A. I think clearly the government of South Vietnam looked on it as their war. The Vietnamese living out in the country probably didn’t even follow or know what was going on in or who was in charge in Saigon. They were afraid of the Americans rather than respectful or grateful to them. I think [the Americans] decided on a number of occasions that the Vietnamese army was not as engaged and didn’t fight as hard as Americans did, so the Americans decided they were going to direct the war in the field and were better able to do that. We have higher technology, are better educated, and we can show these backward people how to run things.
Q. You write in ironic understatement, “Civilian deaths and injuries, even if accidental, and destroying homes and property of noncombatants, were not steps toward winning either hearts or minds in pacification programs.” Shouldn’t that have been obvious?
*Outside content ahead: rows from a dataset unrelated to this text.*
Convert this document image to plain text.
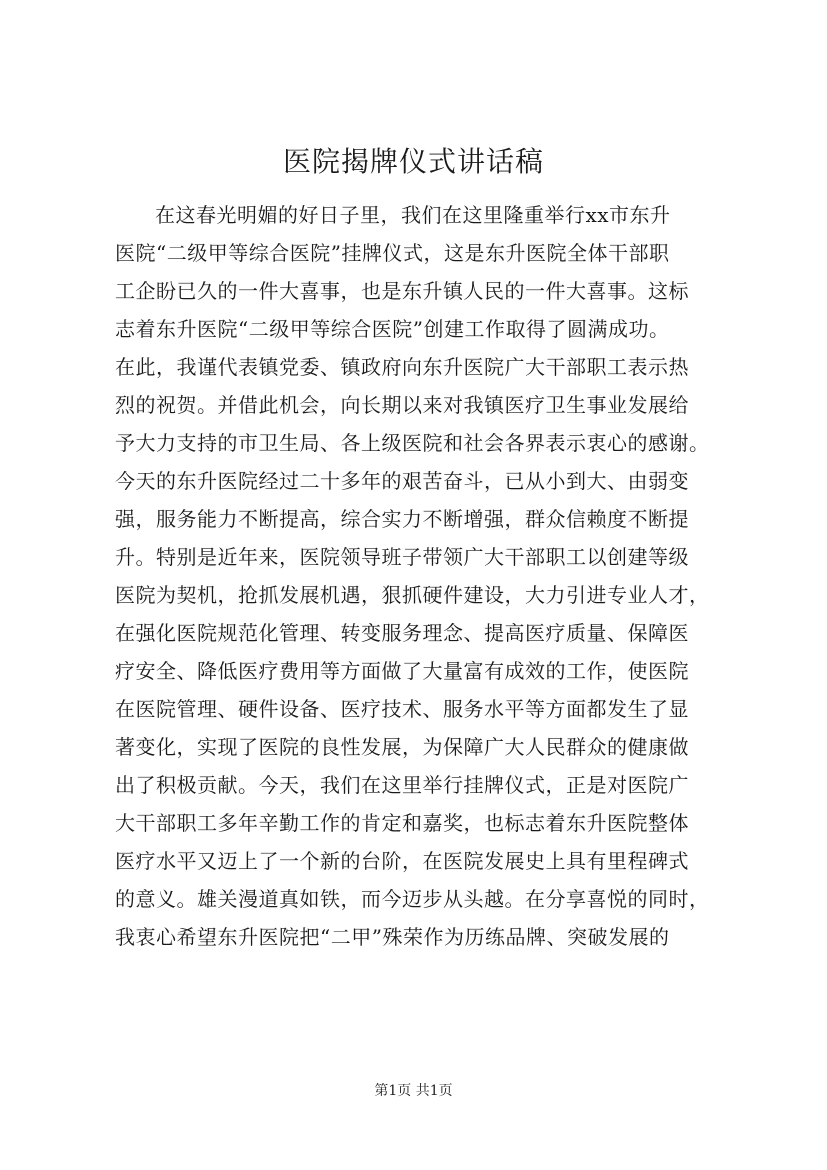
医院揭牌仪式讲话稿
在这春光明媚的好日子里，我们在这里隆重举行xx市东升
医院“二级甲等综合医院”挂牌仪式，这是东升医院全体干部职
工企盼已久的一件大喜事，也是东升镇人民的一件大喜事。这标
志着东升医院“二级甲等综合医院”创建工作取得了圆满成功。
在此，我谨代表镇党委、镇政府向东升医院广大干部职工表示热
烈的祝贺。并借此机会，向长期以来对我镇医疗卫生事业发展给
予大力支持的市卫生局、各上级医院和社会各界表示衷心的感谢。
今天的东升医院经过二十多年的艰苦奋斗，已从小到大、由弱变
强，服务能力不断提高，综合实力不断增强，群众信赖度不断提
升。特别是近年来，医院领导班子带领广大干部职工以创建等级
医院为契机，抢抓发展机遇，狠抓硬件建设，大力引进专业人才，
在强化医院规范化管理、转变服务理念、提高医疗质量、保障医
疗安全、降低医疗费用等方面做了大量富有成效的工作，使医院
在医院管理、硬件设备、医疗技术、服务水平等方面都发生了显
著变化，实现了医院的良性发展，为保障广大人民群众的健康做
出了积极贡献。今天，我们在这里举行挂牌仪式，正是对医院广
大干部职工多年辛勤工作的肯定和嘉奖，也标志着东升医院整体
医疗水平又迈上了一个新的台阶，在医院发展史上具有里程碑式
的意义。雄关漫道真如铁，而今迈步从头越。在分享喜悦的同时，
我衷心希望东升医院把“二甲”殊荣作为历练品牌、突破发展的
第1页 共1页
A. It should have been obvious to the kids out in the field. I don’t think it was back in Saigon. They thought it was tactically necessary to deny the enemy these resources. Resettlement surely did not supply equivalent places. To be ripped out your place, out of your own land, where your ancestors’ bones are buried, and taken to a new place to live is not exactly a step up in the world. It’s more than ironic, it’s cruel, it’s immoral and it’s wrong.
Q. If today we were to draw a circle around our defensive perimeter, our national security interests, would it include the entire planet?
A. In many ways, it shouldn’t. In terms of economic and political security we have a stake in what happens around the world, but that doesn’t mean we have a responsibility militarily to police the world. We can’t just start shaking spears every time we have a problem.
Q. Critics of the Vietnam War often cited President Eisenhower’s previously forgotten warning about the “military-industrial complex.” Do we need wars to keep the economy going?
A. No, I don’t think so. There’s no major mobilization for war such as there was in World War II. We’re not talking about turning automotive plants to making tanks and personnel carriers.
Q. Is it your concern that today’s veterans aren’t adequately appreciated?
A. We appreciate them when we say, “Thank you for your service.” I don’t think we appreciate what we’ve asked them to do on our behalf. I don’t think we appreciate what we owe them for what they’ve done on our behalf.
Q. Given all the controversy about our Vietnam experience, both during and since the war, what do you see as the lesson of Vietnam?
A. I think the lesson is not to engage in military action unless you know what the results will be. Don’t ask the military to do things that are not military. [And] to recognize that we’re not talking about shoe leather when we talk about “boots on the ground,” when we’re talking about a war. We’re talking about kids.